Mexico has integrated the HRWS in its constitution, but at the time of our research study in 2017, the commitments had yet to be fully and uniformly articulated at state level. In this legal mapping report, WaterLex analyses the current fulfilment of HRWS in three states (Chiapas, Jalisco and Mexico) showing the differences in interpretation, and highlighting opportunities for reform.
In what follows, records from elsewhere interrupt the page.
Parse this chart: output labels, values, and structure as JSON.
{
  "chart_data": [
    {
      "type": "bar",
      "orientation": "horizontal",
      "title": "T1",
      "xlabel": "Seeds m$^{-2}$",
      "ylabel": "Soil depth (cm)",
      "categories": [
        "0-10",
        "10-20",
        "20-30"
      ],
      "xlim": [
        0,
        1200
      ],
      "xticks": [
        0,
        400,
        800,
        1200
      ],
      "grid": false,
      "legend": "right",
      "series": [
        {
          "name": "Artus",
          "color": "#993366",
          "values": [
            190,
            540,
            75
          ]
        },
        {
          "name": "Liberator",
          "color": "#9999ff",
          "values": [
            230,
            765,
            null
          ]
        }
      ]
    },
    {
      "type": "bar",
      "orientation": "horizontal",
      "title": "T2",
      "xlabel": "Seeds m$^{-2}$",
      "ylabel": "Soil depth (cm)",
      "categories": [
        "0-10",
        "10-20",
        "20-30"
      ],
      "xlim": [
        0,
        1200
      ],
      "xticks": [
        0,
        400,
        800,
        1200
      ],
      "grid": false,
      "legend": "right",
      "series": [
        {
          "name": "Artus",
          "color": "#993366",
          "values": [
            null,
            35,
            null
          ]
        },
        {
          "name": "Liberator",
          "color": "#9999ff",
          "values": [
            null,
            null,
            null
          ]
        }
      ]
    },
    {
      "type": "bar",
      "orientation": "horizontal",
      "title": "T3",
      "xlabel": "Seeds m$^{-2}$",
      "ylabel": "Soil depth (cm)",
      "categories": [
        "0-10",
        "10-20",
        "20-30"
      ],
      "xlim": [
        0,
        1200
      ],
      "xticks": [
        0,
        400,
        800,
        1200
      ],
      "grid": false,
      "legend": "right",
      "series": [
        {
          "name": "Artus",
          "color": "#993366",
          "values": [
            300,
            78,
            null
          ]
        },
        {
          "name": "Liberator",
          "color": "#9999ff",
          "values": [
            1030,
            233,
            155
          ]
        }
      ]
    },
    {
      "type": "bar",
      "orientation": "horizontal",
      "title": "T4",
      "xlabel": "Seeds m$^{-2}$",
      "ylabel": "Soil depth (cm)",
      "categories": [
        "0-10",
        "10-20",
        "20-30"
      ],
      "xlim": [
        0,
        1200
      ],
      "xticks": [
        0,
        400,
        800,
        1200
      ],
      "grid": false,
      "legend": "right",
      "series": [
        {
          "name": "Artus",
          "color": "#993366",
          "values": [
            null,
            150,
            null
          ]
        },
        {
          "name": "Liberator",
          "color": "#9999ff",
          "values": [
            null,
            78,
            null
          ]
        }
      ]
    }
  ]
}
Alongside this report is a legal mapping publication for easy reference to the relevant national laws in Spanish, and an overview of the current integration of the human rights to water and sanitation in national law.

The research document, entitled “Access to water and sanitation: Analysis of the Mexican legal framework from a human rights perspective” is dividedin two sections:

  • Part A, which explains the water governance framework in the country, highlighting the roles and responsibilities of the different actors, particularly with respect to drinking water and sanitation services.
  • Part B, which discusses Mexico’s commitments in relation to access to water and sanitation, and, more specifically, the HRWS and their integration in the national legal framework. It addresses the normative content of those rights and how related human rights principles are reflected in the legislation.

The report shows that most of the legal requirements related to the HRWS are included in state legislation rather than the federal legal framework. Consequently, clear differences exist across the three states that have been analysed (Chiapas, Jalisco and Mexico). Reforms of the national water law reflecting the amendment on the right to water in the Constitution could provide a more uniform framework for state-level legislation.This report was presented by WaterLex to the United Nations Special Rapporteur on the human rights to safe drinking water and sanitation and his team, ahead of the Special Rapporteur’s country visit to Mexico. It has also formed the basis for discussions with the state-owned water services provider, CONAGUA.